К войску слетается дохлое вороньё.
Золото, жемчуг, я –
все твоё, твоё.
Аудиенция
И вот я иду к дракону.
Ну как «иду»…
По лестницам, переходам меня ведут.
Прилично. Чисто. Охрана всегда на «Вы».
И так спокойно, что хочется просто взвыть.
И вот я иду к дракону.
Он бодр и рьян.
Он несомненно избавит нас от цыган
и прочей нечисти. Строгий его мундир
сулит победу и очень недобрый мир.
И вот я иду к дракону.
Ну что сказать?
На обстановку я пялюсь во все глаза
и думаю, как бы вырваться и сбежать,
крича – мол, смерть рептилии от ножа?
Пустить бы его на сумки и сапоги…
Но он так смотрит, что дёрнуться не моги.
Он прям и строен. В глазах ледяная жуть.
Иду к дракону.
Я всё ему расскажу.
Городская считалочка
в городе выжить просто – гляди вокруг,
бойся железных зверей, обходи мосты.
город оскалит зубы, начав игру,
и зашвырнёт тебя с площади – на пустырь,
после – с проспекта в старый заросший сквер,
с крыши высотки – на лавочку у пруда.
если играть по правилам – выйдешь, верь,
если нарушишь правила – никогда.
хэй, улыбнись, на зелёный свет поспеши
по переходу, ведущему в облака,
выпрямись, встань и спляши с городскими ши –
станет легка походка, тверда рука.
следуй за флейтой, смотри безмятежно вдаль,
мёртвых не бойся, не забывай про нож.
… если почуешь, как дрогнет седой асфальт –
не наступай на трещины.
пропадёшь.
Зелёная луна
Долгой ночью становится ясно одно –
что есть истинный бог.
Кто вернётся ко мне под зелёной луной,
кто шагнёт на порог?
Будет день. Повернётся к весне колесо.
Знаю. Верю с трудом.
Для кого подниму я тяжёлый засов,
кто войдёт ко мне в дом?
Над бездонным котлом ведьмы чары плетут,
только зелье осты…
Закрываю глаза. Говорю в темноту –
это ты. Это ты.
Золотые яблоки
яблоки на ветвях. паданцы под ногой.
сорт «золотой налив» – редкость в земных краях.

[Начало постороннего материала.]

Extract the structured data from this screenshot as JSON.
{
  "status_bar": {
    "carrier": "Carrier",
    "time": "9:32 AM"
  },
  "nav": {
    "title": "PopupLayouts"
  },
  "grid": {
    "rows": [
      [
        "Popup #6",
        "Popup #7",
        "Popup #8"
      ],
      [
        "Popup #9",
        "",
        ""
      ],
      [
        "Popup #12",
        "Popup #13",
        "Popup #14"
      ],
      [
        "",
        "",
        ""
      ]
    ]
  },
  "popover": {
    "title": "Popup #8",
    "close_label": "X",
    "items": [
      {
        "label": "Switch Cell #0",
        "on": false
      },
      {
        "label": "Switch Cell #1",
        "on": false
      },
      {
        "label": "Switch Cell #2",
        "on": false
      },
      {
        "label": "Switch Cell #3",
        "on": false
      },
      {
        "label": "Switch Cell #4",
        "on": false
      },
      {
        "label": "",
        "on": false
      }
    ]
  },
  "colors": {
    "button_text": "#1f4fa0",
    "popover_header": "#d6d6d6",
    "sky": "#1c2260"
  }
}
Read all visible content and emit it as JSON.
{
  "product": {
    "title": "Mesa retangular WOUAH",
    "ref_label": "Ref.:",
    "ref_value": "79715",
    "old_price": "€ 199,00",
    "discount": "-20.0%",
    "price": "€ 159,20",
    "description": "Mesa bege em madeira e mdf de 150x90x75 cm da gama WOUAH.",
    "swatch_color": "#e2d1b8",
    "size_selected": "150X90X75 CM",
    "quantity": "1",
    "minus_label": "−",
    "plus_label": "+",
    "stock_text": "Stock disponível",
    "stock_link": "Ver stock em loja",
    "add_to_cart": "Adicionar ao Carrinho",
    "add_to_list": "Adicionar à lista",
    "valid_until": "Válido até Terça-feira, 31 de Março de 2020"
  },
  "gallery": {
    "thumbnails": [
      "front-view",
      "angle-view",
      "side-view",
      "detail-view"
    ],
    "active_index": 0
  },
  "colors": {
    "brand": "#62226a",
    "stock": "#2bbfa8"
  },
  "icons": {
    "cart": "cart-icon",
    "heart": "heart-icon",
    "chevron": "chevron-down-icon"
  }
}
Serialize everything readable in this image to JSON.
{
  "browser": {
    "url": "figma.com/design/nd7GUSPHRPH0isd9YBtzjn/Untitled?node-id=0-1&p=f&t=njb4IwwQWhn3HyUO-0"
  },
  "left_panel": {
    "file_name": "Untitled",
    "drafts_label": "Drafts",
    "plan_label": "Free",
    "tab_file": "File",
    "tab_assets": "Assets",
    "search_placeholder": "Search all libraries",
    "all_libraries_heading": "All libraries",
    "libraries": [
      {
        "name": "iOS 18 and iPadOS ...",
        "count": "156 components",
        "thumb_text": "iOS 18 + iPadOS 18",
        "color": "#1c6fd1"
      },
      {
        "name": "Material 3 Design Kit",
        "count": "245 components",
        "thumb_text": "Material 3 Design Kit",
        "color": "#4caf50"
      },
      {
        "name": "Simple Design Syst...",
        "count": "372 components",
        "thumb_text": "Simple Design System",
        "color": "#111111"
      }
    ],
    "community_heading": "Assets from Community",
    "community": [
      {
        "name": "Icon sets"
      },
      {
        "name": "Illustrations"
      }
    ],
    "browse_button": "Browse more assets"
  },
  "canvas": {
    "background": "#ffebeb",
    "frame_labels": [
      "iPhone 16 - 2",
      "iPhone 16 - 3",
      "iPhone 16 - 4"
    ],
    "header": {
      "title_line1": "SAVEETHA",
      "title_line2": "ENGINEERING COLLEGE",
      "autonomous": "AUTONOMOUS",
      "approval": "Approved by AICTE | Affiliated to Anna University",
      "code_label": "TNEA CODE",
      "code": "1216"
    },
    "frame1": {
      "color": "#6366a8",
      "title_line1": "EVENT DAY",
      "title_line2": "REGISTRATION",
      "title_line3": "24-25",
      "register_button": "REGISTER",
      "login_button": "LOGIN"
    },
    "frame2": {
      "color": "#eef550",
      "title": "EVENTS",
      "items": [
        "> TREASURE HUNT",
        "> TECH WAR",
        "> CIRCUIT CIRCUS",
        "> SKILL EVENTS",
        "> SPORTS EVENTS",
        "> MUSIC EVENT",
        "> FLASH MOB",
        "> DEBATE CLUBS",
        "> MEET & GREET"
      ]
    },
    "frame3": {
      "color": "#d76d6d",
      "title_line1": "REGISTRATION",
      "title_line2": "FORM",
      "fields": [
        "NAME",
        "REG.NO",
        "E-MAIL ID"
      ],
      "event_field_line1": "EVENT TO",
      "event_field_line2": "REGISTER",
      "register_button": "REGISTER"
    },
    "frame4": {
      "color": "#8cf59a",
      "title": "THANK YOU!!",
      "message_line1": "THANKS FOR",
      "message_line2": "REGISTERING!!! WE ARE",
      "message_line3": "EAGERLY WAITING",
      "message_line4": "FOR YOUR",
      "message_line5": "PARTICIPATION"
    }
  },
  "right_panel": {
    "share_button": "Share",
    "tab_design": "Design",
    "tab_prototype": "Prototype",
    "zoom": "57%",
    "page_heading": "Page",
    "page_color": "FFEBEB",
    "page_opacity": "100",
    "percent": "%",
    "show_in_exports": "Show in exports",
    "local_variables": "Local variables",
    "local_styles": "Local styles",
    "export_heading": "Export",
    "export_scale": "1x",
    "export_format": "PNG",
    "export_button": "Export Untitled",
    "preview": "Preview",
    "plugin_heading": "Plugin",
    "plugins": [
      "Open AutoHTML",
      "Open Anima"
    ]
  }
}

спи, говорю, глазок, спи, говорю, другой,
спи-засыпай, мой страж, огненная змея.
ах, золотой бочок, солнце под кожурой –
сладко тебя срывать, сладко в ладонях греть.
жди, мой осенний сад – скоро придёт герой
в шкуре степного льва, в стали и серебре.
сколько веков прошло? вспомнит ли он меня?
руки мои – кора, косы мои – метель.
сёстры смеются вслед. я до заката дня
яблоки в дом ношу да собираю хмель.
слышу звенящий смех бледных речных наяд,
чую далёкий гром гневных небесных сил.
молодость с веток рву. мёд она или яд?
что, если, осмелев, чуточку надкусить?..
молча держу в руках и уронить боюсь
яблочко гесперид – молодость не мою…
И дикие гуси
Обесславь, убей, но гори, гори
злым осколком солнца в моей горсти.
Каждый галл желает разрушить Рим,
каждый гусь желает его спасти.
Под камнями – прах, меж камней – трава,
нет ни галльских палиц, ни птичьих крыл.
Дребезжит будильник.
Звенит трамвай,
что сейчас покатится сквозь миры,
мимо гуннов, галлов и диких стай,
мимо скифий, греций, гиперборей…
Дорогая Акка, не улетай –
нет слабее Города на заре.
…На обломках храма пьёт пиво галл
и рисует граффити на стене.
Я тебе смолчал и себе солгал –
никакого Рима на свете нет.
Медуза
я люблю тебя,
я тебя не выдам.
я имён не вижу, не слышу лиц.
с высоты полёта небесных птиц
в глубину, к морским лупоглазым рыбам,
слишком больно падать. лететь – легко,
но насквозь промокли седые перья.
как тебя увидеть смогу теперь я
сквозь завесу дыма и облаков?
в колыбели моря малютка-остров
спит и дышит ровно, не видя снов.
если камнем лечь на морское дно,
всё, конечно, станет легко и просто.
золотится крыша чьего-то храма.
гонит стадо пастырь, ленив и тих.
я не смог тебя и себя спасти.
обрати меня в молчаливый мрамор.
Метро 2012
… в метро уснуть – так чего уж проще-то, вагон качается и поёт. А снится – ветер свистит над площадью, и солнце льёт золотистый мёд. На мостовую да прямо под ноги летят лиловые лепестки… Молчи и жди за былые подвиги одной награды – её руки. Вам быть бы – вместе, и не расстаться бы, делить бы вечность, суму, тюрьму…
Мигнёт огнями ночная станция, и поезд дальше уйдёт – во тьму.
Заснуть в метро – не к добру, хороший мой.
Чего уж доброго под землёй!
Прости, незваный, прости, непрошеный, совьются рельсы тебе петлёй.
Он спит так сладко и так отчаянно, не размыкая тяжёлых век…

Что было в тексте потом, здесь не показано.